Sunday, 9 November 2008

#59 – Following up on an initial pitch

Or what is pestering?

Time to move on?
So you’ve sent your pitch and you’ve heard nothing back. Is it time to move on? Well, I’m sure if you ask most editors, they will say: “If you haven’t heard anything, we’re not interested.” Usually, of course, this is true.

Standard fob-off
But sometimes it isn’t. It can be used as a standard fob off. Sometimes, if the editor is being honest, they will have to admit that they haven’t read your e-mail. And this is why it is always worth following up.

Second e-mail
Sending a second e-mail that politely enquires whether the initial pitch was received and whether it would be of interest can sometimes pay dividends. The editor may not have seen the original e-mail, or forgotten to reply to it, or glossed over it without reading it. A second e-mail is more likely to illicit a response, irrespective of what happened to the first one. In fact, I have one editor who almost inevitably only responds to the follow-up e-mail.

Fine line
But there is a fine line between following up and pestering, and it is difficult to know where that line lies. There’s no real correct answer when it comes to the best time to follow up – different writers will give you different responses.

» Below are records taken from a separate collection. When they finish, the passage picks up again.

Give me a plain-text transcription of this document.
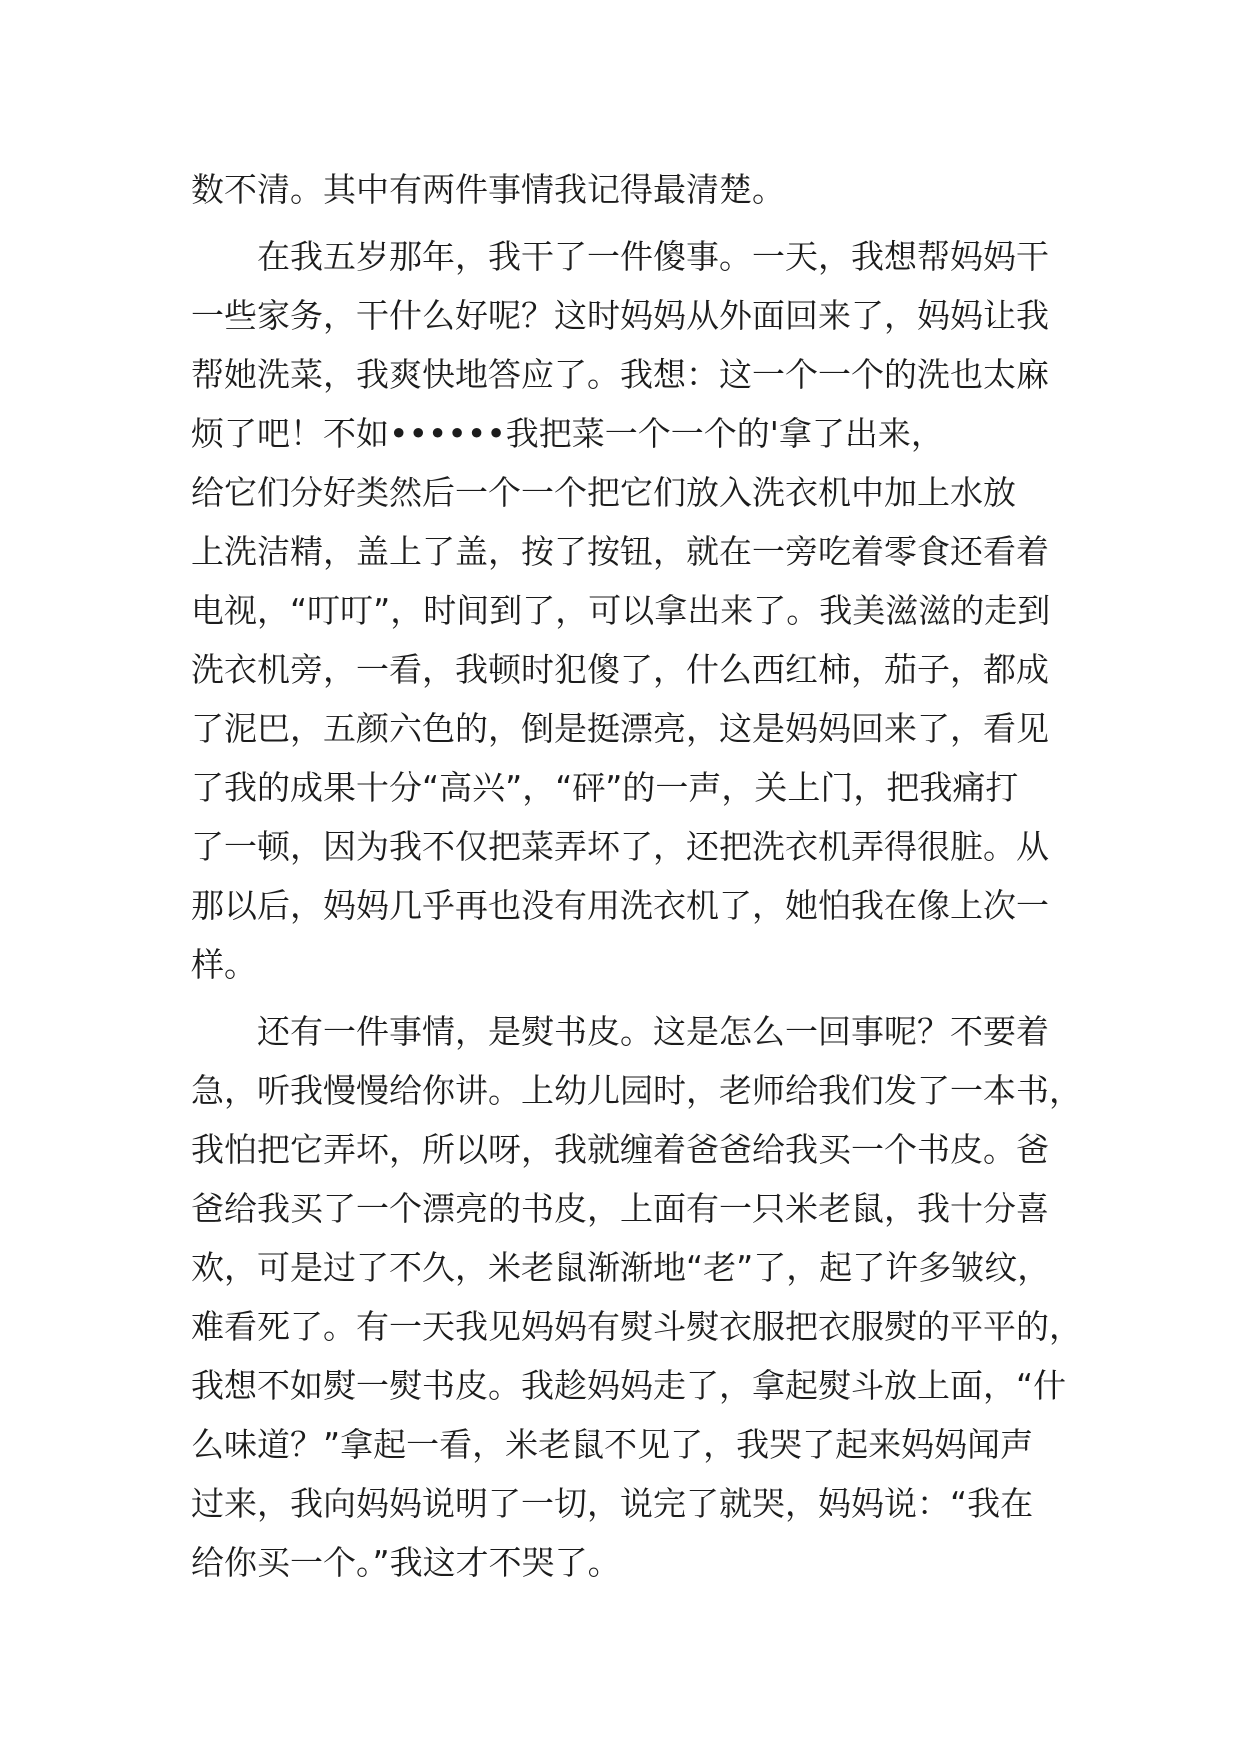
数不清。其中有两件事情我记得最清楚。
　　在我五岁那年，我干了一件傻事。一天，我想帮妈妈干
一些家务，干什么好呢？这时妈妈从外面回来了，妈妈让我
帮她洗菜，我爽快地答应了。我想：这一个一个的洗也太麻
烦了吧！不如••••••我把菜一个一个的'拿了出来，
给它们分好类然后一个一个把它们放入洗衣机中加上水放
上洗洁精，盖上了盖，按了按钮，就在一旁吃着零食还看着
电视，“叮叮”，时间到了，可以拿出来了。我美滋滋的走到
洗衣机旁，一看，我顿时犯傻了，什么西红柿，茄子，都成
了泥巴，五颜六色的，倒是挺漂亮，这是妈妈回来了，看见
了我的成果十分“高兴”，“砰”的一声，关上门，把我痛打
了一顿，因为我不仅把菜弄坏了，还把洗衣机弄得很脏。从
那以后，妈妈几乎再也没有用洗衣机了，她怕我在像上次一
样。
　　还有一件事情，是熨书皮。这是怎么一回事呢？不要着
急，听我慢慢给你讲。上幼儿园时，老师给我们发了一本书，
我怕把它弄坏，所以呀，我就缠着爸爸给我买一个书皮。爸
爸给我买了一个漂亮的书皮，上面有一只米老鼠，我十分喜
欢，可是过了不久，米老鼠渐渐地“老”了，起了许多皱纹，
难看死了。有一天我见妈妈有熨斗熨衣服把衣服熨的平平的，
我想不如熨一熨书皮。我趁妈妈走了，拿起熨斗放上面，“什
么味道？”拿起一看，米老鼠不见了，我哭了起来妈妈闻声
过来，我向妈妈说明了一切，说完了就哭，妈妈说：“我在
给你买一个。”我这才不哭了。
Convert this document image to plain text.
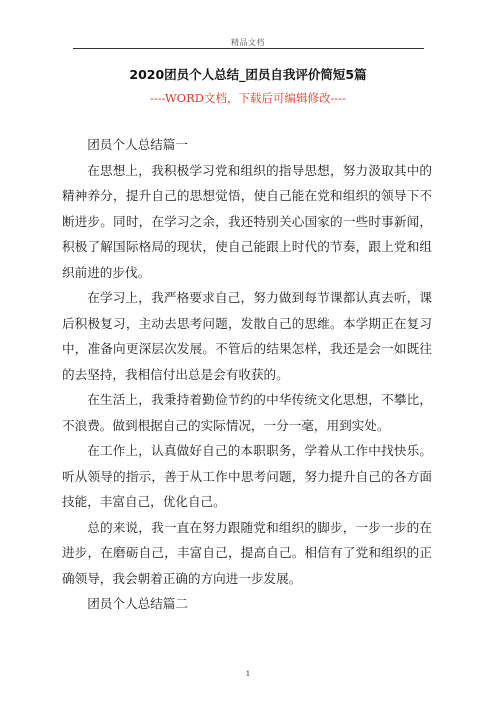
精品文档
2020团员个人总结_团员自我评价简短5篇
----WORD文档，下载后可编辑修改----

团员个人总结篇一

在思想上，我积极学习党和组织的指导思想，努力汲取其中的精神养分，提升自己的思想觉悟，使自己能在党和组织的领导下不断进步。同时，在学习之余，我还特别关心国家的一些时事新闻，积极了解国际格局的现状，使自己能跟上时代的节奏，跟上党和组织前进的步伐。

在学习上，我严格要求自己，努力做到每节课都认真去听，课后积极复习，主动去思考问题，发散自己的思维。本学期正在复习中，准备向更深层次发展。不管后的结果怎样，我还是会一如既往的去坚持，我相信付出总是会有收获的。

在生活上，我秉持着勤俭节约的中华传统文化思想，不攀比，不浪费。做到根据自己的实际情况，一分一毫，用到实处。

在工作上，认真做好自己的本职职务，学着从工作中找快乐。听从领导的指示，善于从工作中思考问题，努力提升自己的各方面技能，丰富自己，优化自己。

总的来说，我一直在努力跟随党和组织的脚步，一步一步的在进步，在磨砺自己，丰富自己，提高自己。相信有了党和组织的正确领导，我会朝着正确的方向进一步发展。

团员个人总结篇二

1
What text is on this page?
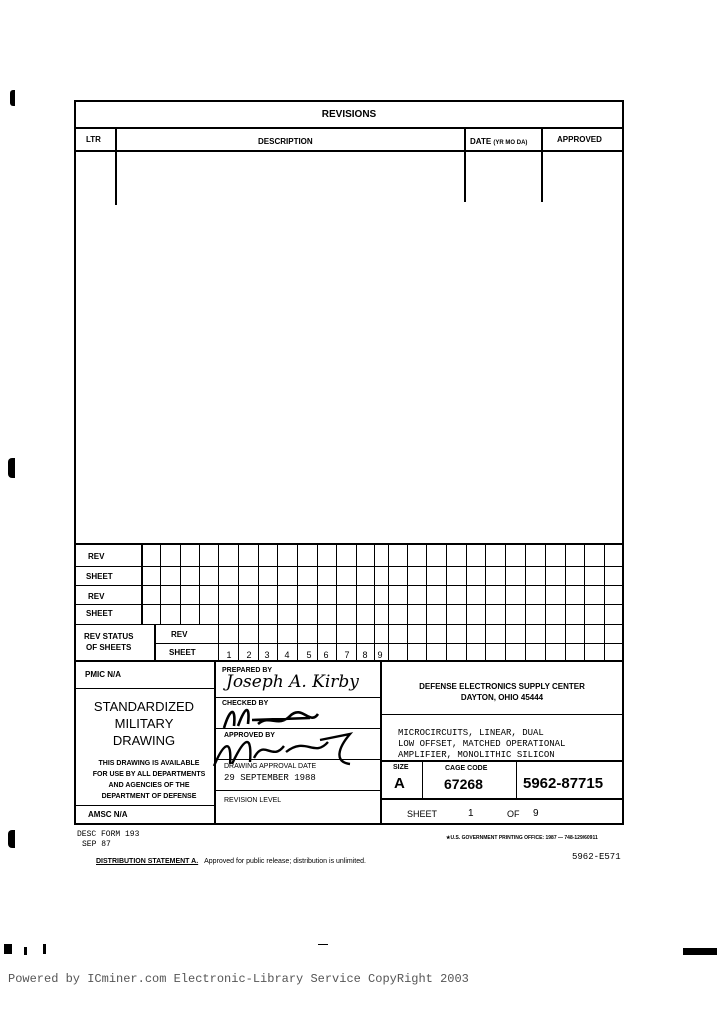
REVISIONS
LTR	DESCRIPTION	DATE (YR MO DA)	APPROVED
REV
SHEET
REV
SHEET
REV STATUS
OF SHEETS
REV
SHEET	1	2	3	4	5	6	7	8	9
PMIC N/A
STANDARDIZED
MILITARY
DRAWING
THIS DRAWING IS AVAILABLE
FOR USE BY ALL DEPARTMENTS
AND AGENCIES OF THE
DEPARTMENT OF DEFENSE
AMSC N/A
PREPARED BY
Joseph A. Kirby
CHECKED BY
APPROVED BY
DRAWING APPROVAL DATE
29 SEPTEMBER 1988
REVISION LEVEL
DEFENSE ELECTRONICS SUPPLY CENTER
DAYTON, OHIO 45444
MICROCIRCUITS, LINEAR, DUAL
LOW OFFSET, MATCHED OPERATIONAL
AMPLIFIER, MONOLITHIC SILICON
SIZE
A
CAGE CODE
67268	5962-87715
SHEET	1	OF 9
DESC FORM 193
SEP 87
★U.S. GOVERNMENT PRINTING OFFICE: 1987 — 748-129/60911
5962-E571
DISTRIBUTION STATEMENT A. Approved for public release; distribution is unlimited.
Powered by ICminer.com Electronic-Library Service CopyRight 2003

Relationship and frequency of publication
I’d argue that the length of time before a follow-up e-mail depends on your relationship with the editor and the frequency of a publication. Monthly magazines obviously have longer decision making processes, so I would probably leave it at least a month before following up with an editor at such a magazine. And that’s if I have worked with them in the past. It’s probably six to eight weeks for a blind pitch sent to someone I’ve had no previous dealings with.

Weekly travel section

For a weekly travel section or website, I’d argue that it can be followed up more quickly. Probably two to three weeks for an editor I do know and maybe four for one I don’t.

Arbitrary timeframes
These timeframes are fairly arbitrary, of course, and are largely based on what I feel constitutes pestering. Other writers will have different opinions, and if they’d like to share them by adding a comment, that would be wonderful.